The referee stops the fight seconds into the fifth round, spelling relief for the ringside doctor, who had been debating whether or when to halt the main event and risk indignation from one or both sides. Carr's father and trainer, Eddie, lifts his son's right arm in triumph, and then his wife lifts their young daughter up to him through the ropes. The little girl is dressed in a rhinestone-studded white dress with a big matching cap over long spiraling curls, and she sits in her father's glistening arms under the lights as though he were showing her the monkeys at a zoo. Miguel Angel Dominguez disappears back up the aisle with his short, round, mustachioed trainer, his exact physical opposite. Oba Carr has left no doubt he'll soon be fighting a championship bout and commanding a considerably higher price than the $10,000 he will receive tonight.
Otero finally can relax a bit. He loosens his tie. Before the next fight begins, he gets up to bring large sodas back to a ringside contingent of family and friends. For a few minutes he even sits down beside his wife Nancy. The upcoming contest may be the evening's best. Duran Williams of Jamaica, who trains at Torino's gym, against David Rodriguez of the Bronx, who looks like a brick wall. Both are undefeated cruiserweights. And for the first three rounds, Williams takes a beating from Rodriguez. No matter what Williams tries, he finds himself caught on the ropes, defending against Rodriguez's lethal right hand. He takes a shot in the third round that almost knocks him out. Otero, in the audience, is surprised the referee doesn't stop the fight.

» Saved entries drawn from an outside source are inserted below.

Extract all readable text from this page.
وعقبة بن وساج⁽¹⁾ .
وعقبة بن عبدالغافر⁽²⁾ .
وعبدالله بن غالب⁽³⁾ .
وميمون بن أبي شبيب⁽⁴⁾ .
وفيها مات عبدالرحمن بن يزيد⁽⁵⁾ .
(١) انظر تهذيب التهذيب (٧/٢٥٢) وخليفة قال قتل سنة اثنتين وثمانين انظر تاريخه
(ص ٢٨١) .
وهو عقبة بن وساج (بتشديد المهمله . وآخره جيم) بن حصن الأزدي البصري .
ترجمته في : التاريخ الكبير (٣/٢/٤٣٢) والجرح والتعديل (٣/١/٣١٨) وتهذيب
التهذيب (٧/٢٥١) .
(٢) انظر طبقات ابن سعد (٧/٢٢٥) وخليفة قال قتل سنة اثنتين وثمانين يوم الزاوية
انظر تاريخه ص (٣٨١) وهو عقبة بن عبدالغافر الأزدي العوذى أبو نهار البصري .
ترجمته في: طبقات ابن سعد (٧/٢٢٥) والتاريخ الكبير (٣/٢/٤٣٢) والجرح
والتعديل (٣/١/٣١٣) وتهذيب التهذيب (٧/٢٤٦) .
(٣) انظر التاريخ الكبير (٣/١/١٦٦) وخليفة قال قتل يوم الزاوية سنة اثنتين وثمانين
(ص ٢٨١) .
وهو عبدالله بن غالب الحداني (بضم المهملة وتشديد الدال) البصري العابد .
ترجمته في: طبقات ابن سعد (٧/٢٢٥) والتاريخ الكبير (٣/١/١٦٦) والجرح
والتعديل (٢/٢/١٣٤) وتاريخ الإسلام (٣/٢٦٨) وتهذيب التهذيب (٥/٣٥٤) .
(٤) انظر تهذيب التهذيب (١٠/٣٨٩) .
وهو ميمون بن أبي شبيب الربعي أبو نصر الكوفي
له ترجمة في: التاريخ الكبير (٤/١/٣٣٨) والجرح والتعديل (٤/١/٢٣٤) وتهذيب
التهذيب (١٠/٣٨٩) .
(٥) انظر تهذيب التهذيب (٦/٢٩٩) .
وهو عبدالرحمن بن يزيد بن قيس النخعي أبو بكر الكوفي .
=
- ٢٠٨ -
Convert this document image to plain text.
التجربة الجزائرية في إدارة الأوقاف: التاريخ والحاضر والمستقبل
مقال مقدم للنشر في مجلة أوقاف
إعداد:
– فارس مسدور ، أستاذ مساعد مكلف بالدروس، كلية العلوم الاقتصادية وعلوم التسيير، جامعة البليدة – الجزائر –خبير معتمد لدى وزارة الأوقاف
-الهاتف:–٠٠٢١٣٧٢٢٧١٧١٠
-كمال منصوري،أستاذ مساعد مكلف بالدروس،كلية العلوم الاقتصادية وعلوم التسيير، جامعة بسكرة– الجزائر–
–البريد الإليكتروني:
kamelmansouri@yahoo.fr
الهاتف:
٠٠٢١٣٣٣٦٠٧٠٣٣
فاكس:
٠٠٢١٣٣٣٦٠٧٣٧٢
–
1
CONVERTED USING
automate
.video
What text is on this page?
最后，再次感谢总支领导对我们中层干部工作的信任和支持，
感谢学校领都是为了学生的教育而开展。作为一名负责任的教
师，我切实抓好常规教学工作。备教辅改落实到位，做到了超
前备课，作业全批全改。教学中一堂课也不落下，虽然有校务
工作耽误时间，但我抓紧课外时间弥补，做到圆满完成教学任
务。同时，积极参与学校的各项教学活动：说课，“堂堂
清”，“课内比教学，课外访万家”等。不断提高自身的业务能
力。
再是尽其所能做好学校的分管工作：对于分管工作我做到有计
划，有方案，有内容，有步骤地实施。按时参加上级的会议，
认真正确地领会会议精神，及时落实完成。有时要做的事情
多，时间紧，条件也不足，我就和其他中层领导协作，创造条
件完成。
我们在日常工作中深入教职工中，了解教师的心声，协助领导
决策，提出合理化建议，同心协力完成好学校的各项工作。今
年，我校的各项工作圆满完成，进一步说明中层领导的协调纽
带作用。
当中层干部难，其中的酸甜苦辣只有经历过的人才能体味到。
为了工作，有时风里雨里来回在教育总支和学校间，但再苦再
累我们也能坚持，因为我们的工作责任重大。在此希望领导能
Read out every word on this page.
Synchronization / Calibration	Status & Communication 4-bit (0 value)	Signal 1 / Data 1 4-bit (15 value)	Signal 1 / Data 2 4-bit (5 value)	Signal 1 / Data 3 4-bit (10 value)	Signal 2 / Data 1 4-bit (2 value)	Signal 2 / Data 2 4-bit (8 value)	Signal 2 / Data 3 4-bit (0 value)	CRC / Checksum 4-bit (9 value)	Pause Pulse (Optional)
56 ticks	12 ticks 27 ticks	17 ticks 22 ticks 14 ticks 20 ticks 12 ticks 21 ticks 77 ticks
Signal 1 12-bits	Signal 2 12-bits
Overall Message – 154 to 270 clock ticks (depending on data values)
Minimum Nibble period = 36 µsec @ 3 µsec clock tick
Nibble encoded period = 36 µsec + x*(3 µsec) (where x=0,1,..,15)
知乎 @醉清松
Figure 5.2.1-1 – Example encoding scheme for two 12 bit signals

In the corner between rounds, manager/trainer Chico Rivas slaps Williams's legs, pours water over his head and body, looks raptly, almost sorrowfully, into his fighter's eyes.
Then Williams imperceptibly gathers himself. He begins hitting Rodriguez, getting in some good left hooks. The fourth round comes interminably to a close, then the fifth round. "This is where boxing becomes one man's will against another man's will," Encinosa says into his microphone. "This kind of fight is hard to make at the eight-round level; the pay isn't good enough [for the amount of punishment both men are taking]."